Giornalista, poeta, drammaturgo e anche regista. Una carriera poliedrica quella di Pier Paolo Pasolini, che, a livello cinematografico, possiamo con cognizione di causa definire l’ultimo dei neorealisti italiani. La sua attività dietro la macchina da presa comincia appena dopo il Neorealismo, rimanendone coerente ai temi, e continua fino a metà degli anni Settanta.
Pier Paolo Pasolini: dal Neorealismo al grottesco
Accattone (1961)
La prima prova registica di Pasolini può considerarsi una trasposizione dei suoi precedenti lavori letterari. L’accattone del titolo è infatti Vittorio Cataldi (Franco Citti), un uomo che, per tirare avanti, vive di tutti gli espedienti possibili e si fa mantenere da una prostituta.
Sullo sfondo delle periferie capitoline si articolano le vicende di Vittorio, vittima di un sottoproletariato che costringe all’immobilità e all’impossibilità di cambiare la propria condizione di vita, se non con la morte.
Mamma Roma (1962)
Questo film si differenzia dal precedente per la figura di Mamma Roma (Anna Magnani), che non è trasposta da alcun romanzo pasoliniano.

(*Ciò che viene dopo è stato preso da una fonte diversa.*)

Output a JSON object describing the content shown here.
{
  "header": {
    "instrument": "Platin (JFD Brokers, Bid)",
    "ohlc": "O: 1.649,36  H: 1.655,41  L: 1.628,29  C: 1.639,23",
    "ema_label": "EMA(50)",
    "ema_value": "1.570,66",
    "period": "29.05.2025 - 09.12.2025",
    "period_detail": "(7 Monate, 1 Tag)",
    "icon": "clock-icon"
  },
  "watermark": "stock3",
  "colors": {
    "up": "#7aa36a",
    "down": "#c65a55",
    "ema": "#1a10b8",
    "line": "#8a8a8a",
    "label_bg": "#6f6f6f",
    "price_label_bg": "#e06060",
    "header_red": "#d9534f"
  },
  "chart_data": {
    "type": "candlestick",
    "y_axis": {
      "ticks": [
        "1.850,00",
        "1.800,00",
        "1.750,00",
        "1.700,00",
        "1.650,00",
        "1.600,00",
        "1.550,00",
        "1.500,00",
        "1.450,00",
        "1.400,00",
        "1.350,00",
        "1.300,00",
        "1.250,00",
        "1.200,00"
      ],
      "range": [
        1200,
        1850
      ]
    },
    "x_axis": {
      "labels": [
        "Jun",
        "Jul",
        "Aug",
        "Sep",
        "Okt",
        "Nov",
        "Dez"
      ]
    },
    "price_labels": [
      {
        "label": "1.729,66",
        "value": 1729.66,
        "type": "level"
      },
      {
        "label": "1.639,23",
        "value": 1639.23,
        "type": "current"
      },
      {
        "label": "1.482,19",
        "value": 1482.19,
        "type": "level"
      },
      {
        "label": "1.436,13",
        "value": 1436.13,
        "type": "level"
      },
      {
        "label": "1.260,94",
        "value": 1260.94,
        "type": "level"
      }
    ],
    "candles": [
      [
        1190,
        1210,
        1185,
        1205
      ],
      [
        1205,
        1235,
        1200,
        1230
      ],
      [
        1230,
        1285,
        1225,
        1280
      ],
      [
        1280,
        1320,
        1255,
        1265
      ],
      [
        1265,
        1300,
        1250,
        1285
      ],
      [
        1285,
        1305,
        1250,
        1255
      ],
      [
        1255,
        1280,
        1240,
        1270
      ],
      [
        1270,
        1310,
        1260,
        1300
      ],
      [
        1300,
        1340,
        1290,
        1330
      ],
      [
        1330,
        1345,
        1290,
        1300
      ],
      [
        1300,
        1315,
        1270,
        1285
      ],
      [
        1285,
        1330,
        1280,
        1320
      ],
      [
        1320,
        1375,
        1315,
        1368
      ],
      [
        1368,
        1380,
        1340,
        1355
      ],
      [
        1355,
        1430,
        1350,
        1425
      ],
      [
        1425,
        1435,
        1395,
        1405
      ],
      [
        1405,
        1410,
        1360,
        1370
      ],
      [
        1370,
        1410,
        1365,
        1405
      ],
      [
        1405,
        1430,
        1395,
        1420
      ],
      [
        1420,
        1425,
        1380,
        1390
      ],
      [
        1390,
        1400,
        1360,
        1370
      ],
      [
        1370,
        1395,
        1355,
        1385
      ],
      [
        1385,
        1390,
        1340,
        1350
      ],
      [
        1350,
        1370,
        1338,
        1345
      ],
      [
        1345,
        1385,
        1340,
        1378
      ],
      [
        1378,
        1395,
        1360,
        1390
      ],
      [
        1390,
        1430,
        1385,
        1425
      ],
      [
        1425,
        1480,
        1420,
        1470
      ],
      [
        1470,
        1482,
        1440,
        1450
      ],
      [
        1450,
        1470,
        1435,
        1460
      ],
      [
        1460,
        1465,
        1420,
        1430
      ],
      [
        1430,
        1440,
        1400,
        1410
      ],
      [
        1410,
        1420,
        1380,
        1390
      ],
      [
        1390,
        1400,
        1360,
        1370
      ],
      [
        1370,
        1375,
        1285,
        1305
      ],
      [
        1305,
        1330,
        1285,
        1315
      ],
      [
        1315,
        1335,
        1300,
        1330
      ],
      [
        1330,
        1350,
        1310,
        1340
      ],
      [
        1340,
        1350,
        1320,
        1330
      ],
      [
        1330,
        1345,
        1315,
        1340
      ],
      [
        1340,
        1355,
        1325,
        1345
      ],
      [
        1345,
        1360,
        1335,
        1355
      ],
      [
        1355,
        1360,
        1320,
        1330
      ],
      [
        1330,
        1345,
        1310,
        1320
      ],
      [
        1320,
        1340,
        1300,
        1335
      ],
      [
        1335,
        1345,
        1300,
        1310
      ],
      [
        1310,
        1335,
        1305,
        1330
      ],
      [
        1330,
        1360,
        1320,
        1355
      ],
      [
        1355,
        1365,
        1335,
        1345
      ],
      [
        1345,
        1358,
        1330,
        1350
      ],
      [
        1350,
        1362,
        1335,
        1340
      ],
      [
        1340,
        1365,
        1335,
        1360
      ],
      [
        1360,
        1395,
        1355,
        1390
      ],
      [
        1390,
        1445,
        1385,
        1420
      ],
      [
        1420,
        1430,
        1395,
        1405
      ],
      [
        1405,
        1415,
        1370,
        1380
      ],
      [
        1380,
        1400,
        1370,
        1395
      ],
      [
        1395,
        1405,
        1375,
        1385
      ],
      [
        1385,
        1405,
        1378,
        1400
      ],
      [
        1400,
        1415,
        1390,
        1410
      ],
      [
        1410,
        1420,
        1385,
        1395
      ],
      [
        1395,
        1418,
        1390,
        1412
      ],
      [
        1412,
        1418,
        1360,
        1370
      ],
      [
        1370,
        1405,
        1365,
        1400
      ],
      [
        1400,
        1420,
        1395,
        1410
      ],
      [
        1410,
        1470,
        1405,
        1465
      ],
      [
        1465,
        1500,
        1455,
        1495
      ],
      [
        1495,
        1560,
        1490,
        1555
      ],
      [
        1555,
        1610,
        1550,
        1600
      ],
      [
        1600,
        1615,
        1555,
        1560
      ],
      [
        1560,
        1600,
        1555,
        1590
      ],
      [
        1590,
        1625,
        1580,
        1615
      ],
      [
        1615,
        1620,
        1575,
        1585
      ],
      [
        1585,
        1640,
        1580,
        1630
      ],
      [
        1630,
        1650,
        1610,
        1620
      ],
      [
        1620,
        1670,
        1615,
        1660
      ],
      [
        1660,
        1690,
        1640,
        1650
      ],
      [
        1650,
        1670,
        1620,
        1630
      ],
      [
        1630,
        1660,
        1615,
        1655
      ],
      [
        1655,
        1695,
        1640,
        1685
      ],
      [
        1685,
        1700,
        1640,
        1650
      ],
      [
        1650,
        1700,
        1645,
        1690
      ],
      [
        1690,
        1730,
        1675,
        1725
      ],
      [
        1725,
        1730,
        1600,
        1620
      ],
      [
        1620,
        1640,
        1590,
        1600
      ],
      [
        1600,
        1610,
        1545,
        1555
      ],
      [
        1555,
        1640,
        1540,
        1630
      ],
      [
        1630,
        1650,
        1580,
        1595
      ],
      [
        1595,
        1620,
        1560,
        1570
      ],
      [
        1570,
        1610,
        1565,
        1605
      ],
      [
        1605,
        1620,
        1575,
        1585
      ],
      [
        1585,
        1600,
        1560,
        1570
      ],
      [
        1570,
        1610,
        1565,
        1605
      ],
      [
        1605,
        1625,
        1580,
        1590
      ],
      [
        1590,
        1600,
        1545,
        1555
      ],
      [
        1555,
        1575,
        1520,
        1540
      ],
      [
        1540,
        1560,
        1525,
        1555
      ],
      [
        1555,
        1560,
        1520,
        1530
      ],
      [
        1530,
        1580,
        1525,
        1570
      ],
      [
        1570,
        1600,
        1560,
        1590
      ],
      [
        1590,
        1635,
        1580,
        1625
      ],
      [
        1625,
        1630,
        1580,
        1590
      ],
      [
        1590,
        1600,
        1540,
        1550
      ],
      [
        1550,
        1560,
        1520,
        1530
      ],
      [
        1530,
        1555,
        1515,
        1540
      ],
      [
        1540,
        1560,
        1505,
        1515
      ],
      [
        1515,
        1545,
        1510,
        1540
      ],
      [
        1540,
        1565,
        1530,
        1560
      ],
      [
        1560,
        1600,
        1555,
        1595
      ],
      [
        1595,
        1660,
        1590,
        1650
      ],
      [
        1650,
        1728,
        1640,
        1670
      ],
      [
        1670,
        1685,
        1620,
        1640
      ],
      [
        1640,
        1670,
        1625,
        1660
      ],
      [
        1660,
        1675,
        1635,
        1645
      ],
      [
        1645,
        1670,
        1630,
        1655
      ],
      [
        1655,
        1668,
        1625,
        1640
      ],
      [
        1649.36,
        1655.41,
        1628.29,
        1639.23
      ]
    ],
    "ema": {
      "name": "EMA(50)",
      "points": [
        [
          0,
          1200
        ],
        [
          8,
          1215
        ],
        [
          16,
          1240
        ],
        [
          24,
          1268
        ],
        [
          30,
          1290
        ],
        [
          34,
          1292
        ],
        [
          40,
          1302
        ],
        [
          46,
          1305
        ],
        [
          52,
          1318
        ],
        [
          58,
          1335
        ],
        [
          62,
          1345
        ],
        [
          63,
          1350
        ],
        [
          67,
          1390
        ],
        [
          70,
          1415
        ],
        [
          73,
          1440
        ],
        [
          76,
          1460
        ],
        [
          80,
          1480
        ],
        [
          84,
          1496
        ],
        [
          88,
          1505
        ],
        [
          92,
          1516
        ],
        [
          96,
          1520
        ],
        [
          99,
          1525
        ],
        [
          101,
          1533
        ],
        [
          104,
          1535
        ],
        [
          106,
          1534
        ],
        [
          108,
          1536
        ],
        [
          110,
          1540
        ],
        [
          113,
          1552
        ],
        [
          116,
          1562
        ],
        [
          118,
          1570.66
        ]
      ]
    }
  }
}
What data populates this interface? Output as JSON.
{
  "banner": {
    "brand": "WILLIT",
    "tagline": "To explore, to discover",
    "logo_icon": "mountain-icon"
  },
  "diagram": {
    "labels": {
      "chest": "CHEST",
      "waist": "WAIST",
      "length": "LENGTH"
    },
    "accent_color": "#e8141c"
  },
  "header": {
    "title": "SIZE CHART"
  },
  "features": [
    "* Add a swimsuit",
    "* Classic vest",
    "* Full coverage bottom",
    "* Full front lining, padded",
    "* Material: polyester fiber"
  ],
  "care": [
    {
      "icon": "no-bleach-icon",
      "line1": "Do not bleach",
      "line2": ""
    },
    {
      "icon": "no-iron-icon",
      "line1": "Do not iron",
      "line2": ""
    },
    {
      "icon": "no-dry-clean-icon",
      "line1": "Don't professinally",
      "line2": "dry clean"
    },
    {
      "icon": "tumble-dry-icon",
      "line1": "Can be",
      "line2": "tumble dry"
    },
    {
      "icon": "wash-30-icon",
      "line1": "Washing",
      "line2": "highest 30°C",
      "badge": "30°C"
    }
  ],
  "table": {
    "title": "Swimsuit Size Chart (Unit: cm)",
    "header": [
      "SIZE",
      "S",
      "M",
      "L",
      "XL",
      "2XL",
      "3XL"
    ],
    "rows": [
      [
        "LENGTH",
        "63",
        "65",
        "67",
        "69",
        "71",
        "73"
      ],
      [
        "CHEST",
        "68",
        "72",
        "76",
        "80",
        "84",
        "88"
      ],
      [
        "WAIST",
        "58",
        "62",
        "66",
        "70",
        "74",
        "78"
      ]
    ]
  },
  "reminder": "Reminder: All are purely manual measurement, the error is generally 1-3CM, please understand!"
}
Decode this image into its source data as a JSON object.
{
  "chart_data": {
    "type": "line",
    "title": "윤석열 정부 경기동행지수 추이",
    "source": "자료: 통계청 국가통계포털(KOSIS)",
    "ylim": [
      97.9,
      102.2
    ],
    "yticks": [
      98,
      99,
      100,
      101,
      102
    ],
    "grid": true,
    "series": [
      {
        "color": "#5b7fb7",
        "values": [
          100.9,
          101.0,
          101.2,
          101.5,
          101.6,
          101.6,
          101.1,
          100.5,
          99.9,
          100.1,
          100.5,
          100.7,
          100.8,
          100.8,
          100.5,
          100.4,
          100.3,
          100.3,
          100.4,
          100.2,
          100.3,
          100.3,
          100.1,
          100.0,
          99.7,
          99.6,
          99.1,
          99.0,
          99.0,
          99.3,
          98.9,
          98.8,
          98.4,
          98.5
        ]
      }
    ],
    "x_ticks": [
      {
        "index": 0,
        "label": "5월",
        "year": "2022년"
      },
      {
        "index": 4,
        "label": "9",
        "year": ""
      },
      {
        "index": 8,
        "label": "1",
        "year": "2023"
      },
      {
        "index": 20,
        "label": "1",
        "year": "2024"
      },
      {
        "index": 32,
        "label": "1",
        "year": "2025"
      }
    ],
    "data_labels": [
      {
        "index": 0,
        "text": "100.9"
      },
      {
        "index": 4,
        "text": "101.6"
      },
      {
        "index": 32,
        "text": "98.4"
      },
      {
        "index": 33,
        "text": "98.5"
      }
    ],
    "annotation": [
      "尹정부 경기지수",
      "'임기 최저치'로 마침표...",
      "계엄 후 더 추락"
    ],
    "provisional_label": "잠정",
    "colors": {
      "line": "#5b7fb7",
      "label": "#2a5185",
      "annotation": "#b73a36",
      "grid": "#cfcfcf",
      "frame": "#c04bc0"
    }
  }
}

L’opera cinematografica risulta perciò essere più complessa e ricca, ma non si distanzia dal destino comune dei personaggi tipici di PPP. Mamma Roma, infatti, tenta di cambiare la propria condizione sociale e quella del figlio, ma i tentativi, oltre che vani, finiranno in tragedia.
Medea (1969)
Nelle vesti della madre e moglie tradita che per vendetta uccide i propri figli troviamo Maria Callas, splendida esponente della lirica italiana e perciò perfetta nelle vesti di un personaggio epico-tragico.
Con questa opera Pasolini si allontana dai sentieri del Neorealismo per affacciarsi sulle sponde della Grecia classica, immergendosi nei poemi epici e nelle tragedie più famosi (precedente a Medea c’è infatti Edipo re, girato nel 1967).
Il Decameron (1971)
Questo film è ovviamente ispirato al Decameron di Giovanni Boccaccio, e, assieme ai successivi I racconti di Canterbury (1972) e Il fiore delle Mille e una notte (1974), compone la Trilogia della vita.
Con quest’opera, inoltre, Pasolini si discosta dal precedente filone epico e inaugura quello che verrà successivamente definito decamerotico. Ai temi e alle trame della letteratura italiana, infatti, viene aggiunta una preponderante dose di erotismo.
Salò o le 120 giornate di Sodoma (1975)
Il film è l’ultimo realizzato da Pasolini, e avrebbe dovuto essere il primo lungometraggio di un nuovo ciclo di opere, la Trilogia della morte, la cui realizzazione fu interrotta dalla morte dell’artista.
Il film è una fortissima critica allegorica al regime fascista (appartenente al filone Nazisploitation, o nazi-erotico), e incrocia il romanzo di De Sade Le 120 giornate di Sodoma all’Inferno dantesco. Per le fortissime scene di violenza, tortura e i vari nudi presenti, l’opera è ancora oggi oggetto di critiche e censure.